Kwartile’s data engineering solutions provided automated tools for Data and Metadata migration and helped update and optimize the data curation jobs to run on AWS cloud native services. “These migration tools provided a comparison report of source and target, which improved data quality and significantly reduced data validation time. Projects of this nature are complex and would not have been successful without the proper collaboration and technology expertise provided by Sherlock and UCOP teams. This was a true team effort from everyone involved, and an outcome of our long-standing partnership,” said Krishna Katikaneni from Kwartile.
According to Sandeep Chandra, executive director of Sherlock Cloud at SDSC, while the individual Cloud services are reliable, the real work is in the orchestration and configuration of these services which are sufficiently complex that no human could correctly and reliably maintain their state. “Sherlock provided a platform that allowed the team to define infrastructure as code with automated deployments based on changes to a shared code base, including manual approval processes as gate keepers to control configuration changes. This assures the solution is repeatable, auditable, can be rolled back to a previous state and can easily adapt to frequent incremental change,” he explained. “This re-usable infrastructure as code paradigm allows Sherlock to use the same building blocks and processes adapted and customized to the specific needs of different projects across various engagements.”
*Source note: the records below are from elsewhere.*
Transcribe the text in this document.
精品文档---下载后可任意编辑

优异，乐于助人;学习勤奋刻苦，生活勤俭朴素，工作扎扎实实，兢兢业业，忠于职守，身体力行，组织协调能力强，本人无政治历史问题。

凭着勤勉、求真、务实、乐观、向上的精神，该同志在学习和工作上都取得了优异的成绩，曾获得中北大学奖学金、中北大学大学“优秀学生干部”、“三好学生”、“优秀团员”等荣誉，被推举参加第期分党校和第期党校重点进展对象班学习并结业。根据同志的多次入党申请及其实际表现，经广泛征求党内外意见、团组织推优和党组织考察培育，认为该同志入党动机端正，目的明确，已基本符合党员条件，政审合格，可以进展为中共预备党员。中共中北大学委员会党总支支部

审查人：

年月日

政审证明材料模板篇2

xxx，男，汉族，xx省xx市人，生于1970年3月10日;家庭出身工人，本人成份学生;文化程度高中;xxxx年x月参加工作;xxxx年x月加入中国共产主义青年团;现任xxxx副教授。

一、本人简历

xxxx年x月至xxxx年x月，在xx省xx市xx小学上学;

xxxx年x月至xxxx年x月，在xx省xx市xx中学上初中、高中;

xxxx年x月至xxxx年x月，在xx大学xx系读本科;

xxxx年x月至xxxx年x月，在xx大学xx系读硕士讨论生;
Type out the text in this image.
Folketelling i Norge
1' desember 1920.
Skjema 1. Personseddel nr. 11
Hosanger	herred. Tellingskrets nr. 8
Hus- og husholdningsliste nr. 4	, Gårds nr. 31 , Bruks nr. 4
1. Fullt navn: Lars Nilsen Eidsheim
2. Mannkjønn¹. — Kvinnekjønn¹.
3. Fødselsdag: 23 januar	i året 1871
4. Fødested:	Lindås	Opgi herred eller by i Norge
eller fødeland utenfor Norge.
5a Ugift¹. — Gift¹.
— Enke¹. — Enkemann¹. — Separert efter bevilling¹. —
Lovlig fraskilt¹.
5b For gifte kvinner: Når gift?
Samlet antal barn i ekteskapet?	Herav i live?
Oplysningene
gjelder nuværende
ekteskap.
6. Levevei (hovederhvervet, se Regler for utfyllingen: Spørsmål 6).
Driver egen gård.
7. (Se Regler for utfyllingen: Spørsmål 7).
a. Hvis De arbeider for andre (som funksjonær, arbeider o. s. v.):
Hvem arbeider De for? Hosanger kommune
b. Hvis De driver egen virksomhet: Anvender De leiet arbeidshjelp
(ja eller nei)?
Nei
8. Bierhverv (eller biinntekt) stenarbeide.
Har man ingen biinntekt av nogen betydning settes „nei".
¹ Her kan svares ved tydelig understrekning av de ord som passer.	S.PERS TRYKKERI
About SDSC’s Sherlock Division
SDSC’s Sherlock Division focuses on providing innovative, secure information technology and data services for academia, and state and federal government agencies. It is an SDSC Center of Excellence for secure HIPAA- and FISMA-compliant managed Cloud hosting, and recently added NIST CUI- and CSF-compliant managed Cloud hosting to its offerings. Launched under the brand Sherlock, its major services – Cloud, Compliance, Cybersecurity, and Data Lab – provide a secure foundation for a wide range of research and data collection initiatives. The Sherlock Division supports a variety of entities including the Centers for Medicare and Medicaid Services (CMS), National Institutes of Health (NIH), and University of California Systems. For more information please visit the Sherlock website.
About SDSC
SDSC, located at UC San Diego, is considered a leader in data-intensive computing and cyberinfrastructure, providing resources, services and expertise to the national research community, including industry and academia. Cyberinfrastructure refers to an accessible, integrated network of computer-based resources and expertise, focused on accelerating scientific inquiry and discovery. SDSC supports hundreds of multidisciplinary programs spanning a wide variety of domains, from earth sciences and biology to astrophysics, bioinformatics and health IT.